両の掌は冷たいのに、びっしょりと汗をかいている。この場で打ち首になるのか、そう思った。
しかし、ポルトガル王マヌエル一世からみると、彼がどちらの味方なのか、もはや、そのことはどうでもいいことになった。
これだけあざやかに、ポルトガルがどうすべきか、語って来たのだ。これはカタダとかいう男の意思だろう。
マヌエル王は、すでにペニシェ島にカタダ商館軍が上陸していることを知っている。
ジョアンは、今やスパイなどではなく、カタダ商館とポルトガル王室を繋ぐパイプになった。外交官である。
「その方、次にカタダ商館の店主に会った時に言うが良い、『ポルトガル王は貴公の忠告を真剣に受け止める』とな」
「はっ」ジョアンは、そう言うのが精一杯だった。
「これからも、オルダニーとリベイラ宮を行き来し、外の様子を知らせるが良い。逃げるのではないぞ」
「承知いたしました」ジョアンがそう言って、深く頭を下げる。
祈祷室から出たジョアンが控えの間でしばし待たされる。王が別途、謁見するのでしばらく待たれよ、と言われた。

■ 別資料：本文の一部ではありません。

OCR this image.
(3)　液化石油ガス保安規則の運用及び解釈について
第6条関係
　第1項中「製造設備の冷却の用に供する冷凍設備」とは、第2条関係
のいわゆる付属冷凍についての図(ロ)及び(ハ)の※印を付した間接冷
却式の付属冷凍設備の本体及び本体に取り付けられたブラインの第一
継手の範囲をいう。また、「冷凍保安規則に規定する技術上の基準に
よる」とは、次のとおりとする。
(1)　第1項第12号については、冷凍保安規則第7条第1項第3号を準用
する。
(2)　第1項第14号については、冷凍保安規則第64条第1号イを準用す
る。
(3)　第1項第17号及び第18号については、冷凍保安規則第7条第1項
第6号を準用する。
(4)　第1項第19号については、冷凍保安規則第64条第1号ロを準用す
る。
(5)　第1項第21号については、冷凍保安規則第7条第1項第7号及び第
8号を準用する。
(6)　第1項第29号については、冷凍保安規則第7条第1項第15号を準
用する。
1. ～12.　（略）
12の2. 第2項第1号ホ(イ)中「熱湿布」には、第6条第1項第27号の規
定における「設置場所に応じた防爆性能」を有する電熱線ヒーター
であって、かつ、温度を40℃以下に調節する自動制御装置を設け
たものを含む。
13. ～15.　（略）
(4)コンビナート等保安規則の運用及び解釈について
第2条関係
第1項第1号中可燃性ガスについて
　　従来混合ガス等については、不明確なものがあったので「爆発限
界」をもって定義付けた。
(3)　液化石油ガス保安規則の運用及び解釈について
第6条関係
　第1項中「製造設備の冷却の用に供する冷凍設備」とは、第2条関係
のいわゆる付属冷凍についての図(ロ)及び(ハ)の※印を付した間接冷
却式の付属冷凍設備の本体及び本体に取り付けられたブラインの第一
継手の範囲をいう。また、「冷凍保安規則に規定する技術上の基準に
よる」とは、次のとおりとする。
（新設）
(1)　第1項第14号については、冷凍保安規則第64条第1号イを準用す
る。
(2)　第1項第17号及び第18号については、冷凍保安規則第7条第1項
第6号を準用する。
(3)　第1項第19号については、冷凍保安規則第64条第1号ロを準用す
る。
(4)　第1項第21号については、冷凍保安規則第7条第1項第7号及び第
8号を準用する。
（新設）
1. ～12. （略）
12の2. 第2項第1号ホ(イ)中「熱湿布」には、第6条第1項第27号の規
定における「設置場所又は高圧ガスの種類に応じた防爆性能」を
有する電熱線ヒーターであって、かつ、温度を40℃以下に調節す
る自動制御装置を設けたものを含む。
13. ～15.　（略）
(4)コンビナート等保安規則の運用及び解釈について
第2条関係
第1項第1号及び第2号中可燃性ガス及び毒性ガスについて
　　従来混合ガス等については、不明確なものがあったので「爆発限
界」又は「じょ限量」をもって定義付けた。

不安を抱きながら、一時間ほど待たされた。そして、謁見の間に呼ばれる。
「商人ジョアン・フェヘイロ、そなたに交易特許状と王室紋章入りの外套をさずける」
ジョアンには意外だった。
「特許状は、そなたがもたらす尿素、鏡、ガラスについてのものだ。ポルトガルにおける独占的取引権を認める。また、この三品についてのリスボン入港税も免除する」
ジョアンが厚く礼を申し上げる。
「それと、紋章入り外套の着用を許す。公式の場で着用するがよい」
ジョアンが再び感謝の念を伝える。この外套を身に着ける者が王に近い存在であることを意味する。

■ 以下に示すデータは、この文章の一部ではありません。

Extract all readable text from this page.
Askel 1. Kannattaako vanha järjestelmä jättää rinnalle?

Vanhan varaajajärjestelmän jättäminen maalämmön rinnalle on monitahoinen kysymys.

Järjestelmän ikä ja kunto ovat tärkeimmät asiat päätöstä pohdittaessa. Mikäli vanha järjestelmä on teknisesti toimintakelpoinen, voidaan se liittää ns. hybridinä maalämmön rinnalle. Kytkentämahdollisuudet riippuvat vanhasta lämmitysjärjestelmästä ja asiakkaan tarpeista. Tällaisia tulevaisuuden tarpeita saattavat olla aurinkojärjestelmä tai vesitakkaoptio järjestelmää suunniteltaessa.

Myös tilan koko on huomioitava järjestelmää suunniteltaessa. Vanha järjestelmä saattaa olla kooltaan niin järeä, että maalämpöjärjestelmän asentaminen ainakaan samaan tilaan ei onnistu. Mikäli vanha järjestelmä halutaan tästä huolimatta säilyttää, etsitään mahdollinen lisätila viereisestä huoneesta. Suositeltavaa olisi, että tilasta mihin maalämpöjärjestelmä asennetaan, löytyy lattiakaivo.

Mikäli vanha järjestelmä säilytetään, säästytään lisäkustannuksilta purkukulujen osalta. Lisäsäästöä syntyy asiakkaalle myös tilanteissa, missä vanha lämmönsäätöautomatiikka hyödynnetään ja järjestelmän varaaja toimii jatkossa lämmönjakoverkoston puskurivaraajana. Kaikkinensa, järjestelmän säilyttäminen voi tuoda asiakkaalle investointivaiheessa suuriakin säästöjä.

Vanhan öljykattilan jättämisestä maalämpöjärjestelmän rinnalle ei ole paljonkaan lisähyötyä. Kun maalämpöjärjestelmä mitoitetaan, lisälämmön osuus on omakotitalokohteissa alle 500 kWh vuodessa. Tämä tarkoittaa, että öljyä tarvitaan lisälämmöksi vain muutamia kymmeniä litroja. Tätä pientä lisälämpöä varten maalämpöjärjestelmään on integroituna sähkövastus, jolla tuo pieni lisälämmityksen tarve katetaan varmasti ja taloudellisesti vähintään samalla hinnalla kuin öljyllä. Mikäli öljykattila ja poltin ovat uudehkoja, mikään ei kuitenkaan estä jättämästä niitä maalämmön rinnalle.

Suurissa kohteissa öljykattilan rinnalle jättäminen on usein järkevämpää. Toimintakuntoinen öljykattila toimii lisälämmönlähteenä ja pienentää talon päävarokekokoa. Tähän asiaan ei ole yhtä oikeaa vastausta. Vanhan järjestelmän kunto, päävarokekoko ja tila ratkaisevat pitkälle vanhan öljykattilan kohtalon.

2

「近う寄れ」そういってマヌエル王がジョアンを手招きする。なにか、と思いながらジョアンが接近すると、王が言った。
「だから、逃げるなよ」王が囁いた。
なお、ジョアン・フェヘイロのイングランドでの名前をおもいだせば、これだけで、分かる人には分かる。
まだ読んでいない人もいるかもしれないので、ネタバレ禁止。